The Lebanese Shia group Hezbollah has captured two Israeli soldiers in a cross-border raid.
By Roger Hardy
Middle East analyst, BBC News
Israel is likely to increase pressure on Lebanon and Syria
The abduction marks a new escalation of the crisis which began two weeks ago when a young Israeli soldier was captured by Palestinian militants.
Even by the standards of the Middle East, the twists and turns of the latest regional crisis have been extraordinary.
The capture of a young Israeli soldier, Corporal Gilad Shalit, on 25 June quickly led to a war of wills between Israel and the Palestinians.
Israel's Prime Minister, Ehud Olmert, piled on the pressure on a Palestinian population already under economic siege following their election of a Hamas-led government in January.
He has pummelled Gaza, rounded up Hamas officials - including government ministers, and threatened dire consequences if the young soldier is harmed.
A series of Israeli attacks and incursions has left some 50 Palestinians dead.
But to Mr Olmert's evident frustration, neither psychological pressure nor military action has produced the desired effect.
Corporal Shalit is still in captivity.
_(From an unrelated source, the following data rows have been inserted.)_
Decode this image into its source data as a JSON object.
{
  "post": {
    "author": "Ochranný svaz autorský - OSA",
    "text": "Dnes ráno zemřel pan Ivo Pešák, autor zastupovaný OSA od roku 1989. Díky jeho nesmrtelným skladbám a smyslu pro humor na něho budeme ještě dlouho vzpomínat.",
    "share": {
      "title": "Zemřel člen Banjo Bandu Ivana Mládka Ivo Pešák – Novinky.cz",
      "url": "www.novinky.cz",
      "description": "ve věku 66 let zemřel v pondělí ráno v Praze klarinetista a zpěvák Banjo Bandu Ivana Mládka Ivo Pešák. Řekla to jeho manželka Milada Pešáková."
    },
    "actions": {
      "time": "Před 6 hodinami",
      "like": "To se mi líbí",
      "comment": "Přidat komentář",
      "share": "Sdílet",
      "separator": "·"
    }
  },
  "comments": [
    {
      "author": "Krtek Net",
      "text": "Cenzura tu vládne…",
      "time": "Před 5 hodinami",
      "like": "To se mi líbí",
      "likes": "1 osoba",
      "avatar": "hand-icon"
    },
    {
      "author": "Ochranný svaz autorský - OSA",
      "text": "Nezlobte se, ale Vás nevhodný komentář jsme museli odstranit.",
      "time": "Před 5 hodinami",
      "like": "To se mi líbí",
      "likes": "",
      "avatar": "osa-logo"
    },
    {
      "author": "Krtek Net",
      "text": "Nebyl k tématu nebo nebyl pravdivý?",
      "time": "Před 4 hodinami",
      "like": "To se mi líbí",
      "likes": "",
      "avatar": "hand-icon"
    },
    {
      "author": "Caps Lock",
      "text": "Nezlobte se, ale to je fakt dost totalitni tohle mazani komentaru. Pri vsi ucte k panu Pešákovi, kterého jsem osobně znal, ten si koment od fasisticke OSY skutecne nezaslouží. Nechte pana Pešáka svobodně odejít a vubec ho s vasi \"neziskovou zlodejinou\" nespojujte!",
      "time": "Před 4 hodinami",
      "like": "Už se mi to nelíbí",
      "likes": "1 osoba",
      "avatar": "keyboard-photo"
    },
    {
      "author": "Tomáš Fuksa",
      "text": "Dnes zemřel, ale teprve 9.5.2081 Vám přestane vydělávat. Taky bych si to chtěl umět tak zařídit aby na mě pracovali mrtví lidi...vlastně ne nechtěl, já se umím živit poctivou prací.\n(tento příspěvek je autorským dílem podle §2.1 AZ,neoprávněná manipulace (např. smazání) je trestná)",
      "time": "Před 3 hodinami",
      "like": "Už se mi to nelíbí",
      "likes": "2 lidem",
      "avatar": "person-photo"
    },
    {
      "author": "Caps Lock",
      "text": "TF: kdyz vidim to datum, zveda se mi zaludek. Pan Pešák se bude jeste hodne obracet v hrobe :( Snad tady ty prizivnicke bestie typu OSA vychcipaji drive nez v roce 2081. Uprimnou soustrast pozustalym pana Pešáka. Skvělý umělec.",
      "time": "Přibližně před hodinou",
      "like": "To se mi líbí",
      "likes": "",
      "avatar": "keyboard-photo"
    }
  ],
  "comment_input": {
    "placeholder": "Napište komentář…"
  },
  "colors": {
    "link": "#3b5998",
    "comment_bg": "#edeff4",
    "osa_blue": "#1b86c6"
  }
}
Mediation efforts by the Egyptians and others have not borne fruit.
The Palestinians still launch home-made rockets into Israeli territory.
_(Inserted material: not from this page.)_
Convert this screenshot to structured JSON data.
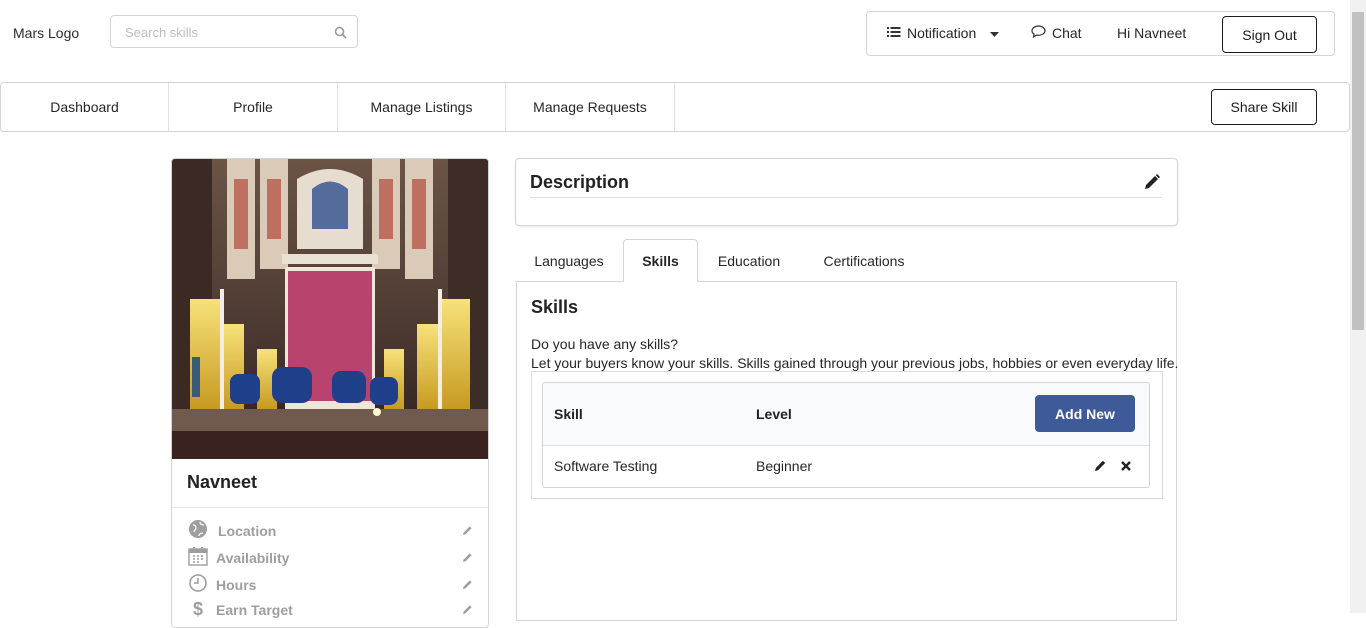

Now a new actor has made a dramatic entrance onto centre-stage.
By capturing two Israeli soldiers in a cross-border raid, Hezbollah has raised the stakes.
The raid is both a gesture of solidarity with the Palestinians and a way of adding to the pressures on Ehud Olmert.
The Israeli prime minister lacks the toughness and the military background of his predecessor, Ariel Sharon.
His handling of this evolving crisis will test his leadership - and determine the outcome of his ambitious plan to withdraw from large parts of the West Bank by 2010.
Hezbollah has increasingly come to play the role of big brother to Hamas.
Even though the Palestinian group is Sunni and the Lebanese group Shia, Hamas regards Hezbollah as a role model.
Israel's decision to withdraw its forces from southern Lebanon in 2000 was, at least in part, the result of Hezbollah's military operations.
Hamas regards Hezbollah as a role model
The group's regional standing rose significantly.
Some Palestinians deduced - wrongly, in the view of many experts - that the only way to liberate Israeli-held territory was by force.
Moreover Hezbollah has pioneered the practice of capturing Israeli soldiers or civilians and driving a hard bargain over their eventual return.
Two years ago it exchanged an Israeli businessman and the remains of three Israeli soldiers for some 400 Palestinians and Lebanese held by the Israelis.
Complicating this latest flare-up in regional tension is the fact that Hezbollah has the backing of both Syria and Iran.
Israeli and American officials have already been saying Syria is partly to blame for the capture of Corporal Shalit since it plays host to part of the Hamas leadership.
The pressure on both Syria and the Lebanese government will now intensify.